Easy Vegetarian Chili with Sweet Potato Croutons
This Easy Vegetarian Chili has arrived just in time for soup season. Curl up with a hearty bowl on a gloomy afternoon, enjoy it as your game day lunch, or make a batch for an easy warm-up-and-go lunch all week long. This Easy Vegetarian Chili is ready in just over 30 minutes and requires just one large pot!
Details:
Prep Time: 5 minutes
Cook Time: 30 minutes
Total Time: 35 minutes
Servings: 6-8 Servings
Introduction:
2 bell peppers
1 yellow onion
1 bag Roots Sweet Potato Croutons
2 28 oz can crushed fire roasted tomatoes
15 oz can pinto beans
15 oz can black beans
7 oz can green chilis
1 cup frozen corn
2 tbsp chili powder
1 tbsp olive oil
1 tsp sea salt
½-1 tsp cayenne pepper, optional
Instructions:
- Prepare ingredients. Dice bell peppers and yellow onion. Strain and rinse the pinto and black beans.
- Preheat a large stock-pot to medium heat. Add olive oil, onions, and bell peppers and cook, stirring occasionally for 5-7 minutes, or until tender. Cook in oil, 5-7 min.
- Add chili powder, sea salt, and cayenne pepper and stir to coat the vegetables. Add sweet potato croutons, crushed tomatoes, pinto beans, black beans, green chilies, and frozen corn. Stir to combine and bring the mixture to a steady simmer.

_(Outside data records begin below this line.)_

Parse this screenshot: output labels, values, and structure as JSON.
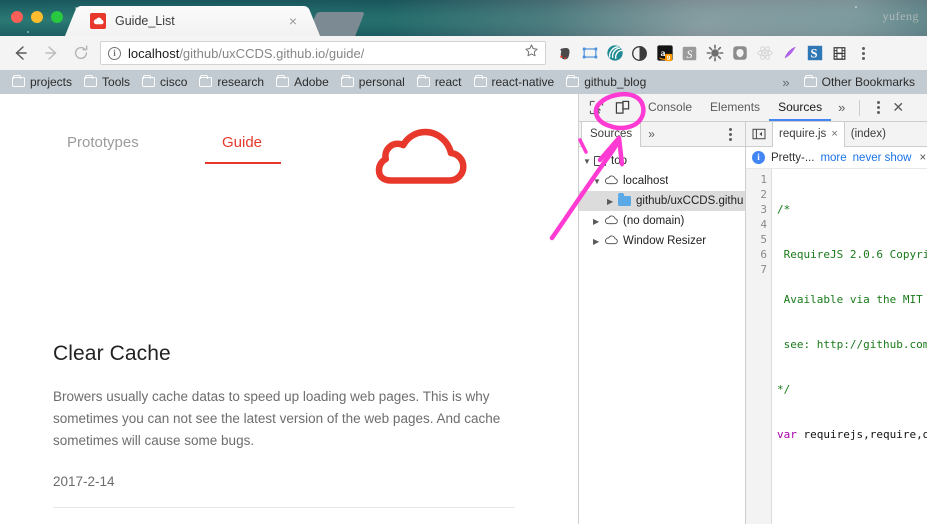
{
  "desktop": {
    "watermark": "yufeng"
  },
  "browser": {
    "tab": {
      "title": "Guide_List",
      "favicon": "cloud-icon",
      "close_label": "×"
    },
    "nav": {
      "back": "←",
      "forward": "→",
      "reload": "⟳"
    },
    "omnibox": {
      "security_icon": "info-icon",
      "host": "localhost",
      "path": "/github/uxCCDS.github.io/guide/",
      "bookmark_icon": "star-icon"
    },
    "extensions": [
      {
        "name": "evernote-icon"
      },
      {
        "name": "screenshot-icon"
      },
      {
        "name": "wave-icon"
      },
      {
        "name": "contrast-icon"
      },
      {
        "name": "amazon-icon",
        "badge": "9"
      },
      {
        "name": "script-icon"
      },
      {
        "name": "bug-icon"
      },
      {
        "name": "shield-icon"
      },
      {
        "name": "react-icon"
      },
      {
        "name": "feather-icon"
      },
      {
        "name": "s-icon"
      },
      {
        "name": "film-icon"
      }
    ],
    "menu_icon": "kebab-menu-icon",
    "bookmarks": [
      "projects",
      "Tools",
      "cisco",
      "research",
      "Adobe",
      "personal",
      "react",
      "react-native",
      "github_blog"
    ],
    "bookmarks_overflow": "»",
    "other_bookmarks": "Other Bookmarks"
  },
  "page": {
    "nav": [
      {
        "label": "Prototypes",
        "active": false
      },
      {
        "label": "Guide",
        "active": true
      }
    ],
    "logo": "cloud-logo",
    "article": {
      "title": "Clear Cache",
      "body": "Browers usually cache datas to speed up loading web pages. This is why sometimes you can not see the latest version of the web pages. And cache sometimes will cause some bugs.",
      "date": "2017-2-14"
    },
    "accent_color": "#e8382c"
  },
  "devtools": {
    "toolbar": {
      "inspect_icon": "inspect-element-icon",
      "device_icon": "device-toolbar-icon",
      "tabs": [
        {
          "label": "Console",
          "active": false
        },
        {
          "label": "Elements",
          "active": false
        },
        {
          "label": "Sources",
          "active": true
        }
      ],
      "overflow": "»",
      "menu_icon": "kebab-menu-icon",
      "close_icon": "close-icon",
      "close_label": "✕"
    },
    "navigator": {
      "tab": "Sources",
      "overflow": "»",
      "menu_icon": "kebab-menu-icon",
      "tree": [
        {
          "label": "top",
          "icon": "frame-icon",
          "arrow": "▼",
          "depth": 0,
          "selected": false
        },
        {
          "label": "localhost",
          "icon": "cloud-icon",
          "arrow": "▼",
          "depth": 1,
          "selected": false
        },
        {
          "label": "github/uxCCDS.githu",
          "icon": "folder-icon",
          "arrow": "▶",
          "depth": 2,
          "selected": true
        },
        {
          "label": "(no domain)",
          "icon": "cloud-icon",
          "arrow": "▶",
          "depth": 1,
          "selected": false
        },
        {
          "label": "Window Resizer",
          "icon": "cloud-icon",
          "arrow": "▶",
          "depth": 1,
          "selected": false
        }
      ]
    },
    "editor": {
      "panel_toggle_icon": "show-navigator-icon",
      "tabs": [
        {
          "label": "require.js",
          "active": true,
          "closable": true
        },
        {
          "label": "(index)",
          "active": false,
          "closable": false
        }
      ],
      "close_label": "×",
      "info_bar": {
        "icon": "info-icon",
        "text": "Pretty-...",
        "more": "more",
        "never_show": "never show",
        "dismiss": "×"
      },
      "line_numbers": [
        "1",
        "2",
        "3",
        "4",
        "5",
        "6",
        "7"
      ],
      "lines": [
        {
          "text": "/*",
          "type": "comment"
        },
        {
          "text": " RequireJS 2.0.6 Copyri",
          "type": "comment"
        },
        {
          "text": " Available via the MIT",
          "type": "comment"
        },
        {
          "text": " see: http://github.com",
          "type": "comment"
        },
        {
          "text": "*/",
          "type": "comment"
        },
        {
          "text": "var requirejs,require,d",
          "type": "code",
          "keyword": "var",
          "rest": " requirejs,require,d"
        },
        {
          "text": "",
          "type": "code"
        }
      ]
    }
  },
  "annotation": {
    "color": "#ff3bd4",
    "shapes": [
      "circle-highlight",
      "arrow"
    ]
  }
}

- Once simmering, cover, and cook for 25 minutes, or until the sweet potatoes are heated through.
- Serve hot with toppings of your choice!
Notes:
Adjust spice level as desired using the cayenne pepper. If you really like some heat to your chili, add a diced jalapeno and cook it alongside the bell peppers.
Garnish suggestions include: shredded cheese, tortilla chips, sour cream, fresh avocado
Occasion: lunch, dinner, or game day eats
Conclusion:
This vegetarian chili is the cozy and satisfying meal of your soup season dreams.